DID YOU KNOW?
- Patient harm is estimated to be the 14th leading cause of global disease burden, comparable to TB, malaria and some types of cancer
- On average, 1 in 10 hospitalisations results in safety failure or adverse event
- As many as 4 out of 10 patients experience safety issues in primary and ambulatory care settings
- Up to 15% of hospital expenditure and activity in the OECD countries can be attributed to treating patient safety failures
- Many adverse events are preventable. The costs of prevention are dwarfed by the costs of failure, leading to waste in health systems across the OECD
The type of adverse events may vary by care setting
Adapted from Kingston-Riechers J. et al (2010), Etchells et al (2012), Levinson (2014).
Source: The economics of patient safety: Strengthening a value-based approach to reducing patient harm at national level, p.10. OECD Health Working Paper No. 96. March 2017.
KEY FINDINGS on reducing harm effectively and efficiently
The causes of patient harm are complex and dynamic - reflecting the increasing complexity of health care - and reside in the structures, processes and delivery points across all levels of a healthcare system. A range of interventions, programs and initiatives exists to tackle harm and improve patient safety.
- To shed light on how countries might prioritise action to improve safety, a survey was distributed to a panel of expert policy makers and academics. The experts were asked to assess and compare the cost and impact of a selection of interventions across three levels; system-level, organisational/institution-level and clinical level.
- Survey results suggest that a national approach to reducing patient harm should adopt a system-perspective. The relative impact and costs rating favour clinical-level interventions targeting the most burdensome adverse events: VTE prophylaxis, protocols to minimise central-line catheter insertion, pressure injuries, urinary catheter associated infections, procedural and surgical check lists. These highest rated interventions are backed by sound evidence.
- General concordance was identified between academic and policy experts’ responses. Nonetheless, there were some notable differences between the two panels.

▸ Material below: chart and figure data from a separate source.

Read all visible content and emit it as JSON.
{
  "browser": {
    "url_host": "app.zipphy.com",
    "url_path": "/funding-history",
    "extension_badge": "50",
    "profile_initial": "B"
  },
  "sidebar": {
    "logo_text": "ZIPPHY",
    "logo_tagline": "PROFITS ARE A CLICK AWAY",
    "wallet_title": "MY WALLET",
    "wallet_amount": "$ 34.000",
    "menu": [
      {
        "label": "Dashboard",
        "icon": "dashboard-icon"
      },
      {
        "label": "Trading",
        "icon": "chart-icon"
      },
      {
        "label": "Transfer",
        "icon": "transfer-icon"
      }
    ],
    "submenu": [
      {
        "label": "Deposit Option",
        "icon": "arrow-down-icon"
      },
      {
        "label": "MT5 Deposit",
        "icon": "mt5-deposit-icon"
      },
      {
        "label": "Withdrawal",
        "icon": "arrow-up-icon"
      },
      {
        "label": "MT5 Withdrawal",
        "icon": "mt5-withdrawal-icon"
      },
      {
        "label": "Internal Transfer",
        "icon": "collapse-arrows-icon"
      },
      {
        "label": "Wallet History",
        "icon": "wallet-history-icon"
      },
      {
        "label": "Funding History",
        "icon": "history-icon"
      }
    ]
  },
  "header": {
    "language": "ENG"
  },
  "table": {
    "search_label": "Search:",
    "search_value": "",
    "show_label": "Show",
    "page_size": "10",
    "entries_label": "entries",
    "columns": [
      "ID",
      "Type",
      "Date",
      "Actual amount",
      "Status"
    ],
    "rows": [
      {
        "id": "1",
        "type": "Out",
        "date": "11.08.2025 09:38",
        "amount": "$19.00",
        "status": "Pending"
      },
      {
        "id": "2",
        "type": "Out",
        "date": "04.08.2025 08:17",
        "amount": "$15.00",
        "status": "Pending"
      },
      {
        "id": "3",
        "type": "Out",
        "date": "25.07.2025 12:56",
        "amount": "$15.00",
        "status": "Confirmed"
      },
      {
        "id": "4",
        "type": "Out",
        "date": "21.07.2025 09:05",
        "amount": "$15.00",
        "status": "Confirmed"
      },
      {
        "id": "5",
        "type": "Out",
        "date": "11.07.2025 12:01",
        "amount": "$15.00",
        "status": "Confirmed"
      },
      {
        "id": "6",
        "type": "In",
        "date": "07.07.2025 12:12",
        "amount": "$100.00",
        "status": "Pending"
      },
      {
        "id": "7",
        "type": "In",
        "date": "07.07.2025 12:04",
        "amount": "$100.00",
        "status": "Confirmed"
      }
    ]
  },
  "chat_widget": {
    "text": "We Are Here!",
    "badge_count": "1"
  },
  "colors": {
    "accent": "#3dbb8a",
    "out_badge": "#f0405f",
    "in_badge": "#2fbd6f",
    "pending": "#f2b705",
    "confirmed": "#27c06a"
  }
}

The policy panel reported more positive ratios, and favoured interventions targeting clinical level. The academic panel was less optimistic about the relative impact of the interventions, in addition to less variation between the system, organisational and clinical level.
- Patient safety strategies are rarely implemented in isolation. When selecting interventions for ‘best buys’, prioritisation elevated the importance of system- and organisational level interventions. For OECD countries system- and organisational levels were most selected interventions (52% and 37% respectively); professional education and training, clinical governance systems, safety standards, person, and patient engagement strategies. Developing a culture conducive to safety was seen as critical.
- While the pattern of patient harm was different in low-to-middle income countries, the strategies of how to improve patient safety were quite similar. Expert panels favoured system- and organisational level interventions (45% and 39% respectively) and emphasised fundamentals such as professional education, safety standards and interventions targeting healthcare-associated infections and nationally specified patient safety priority themes.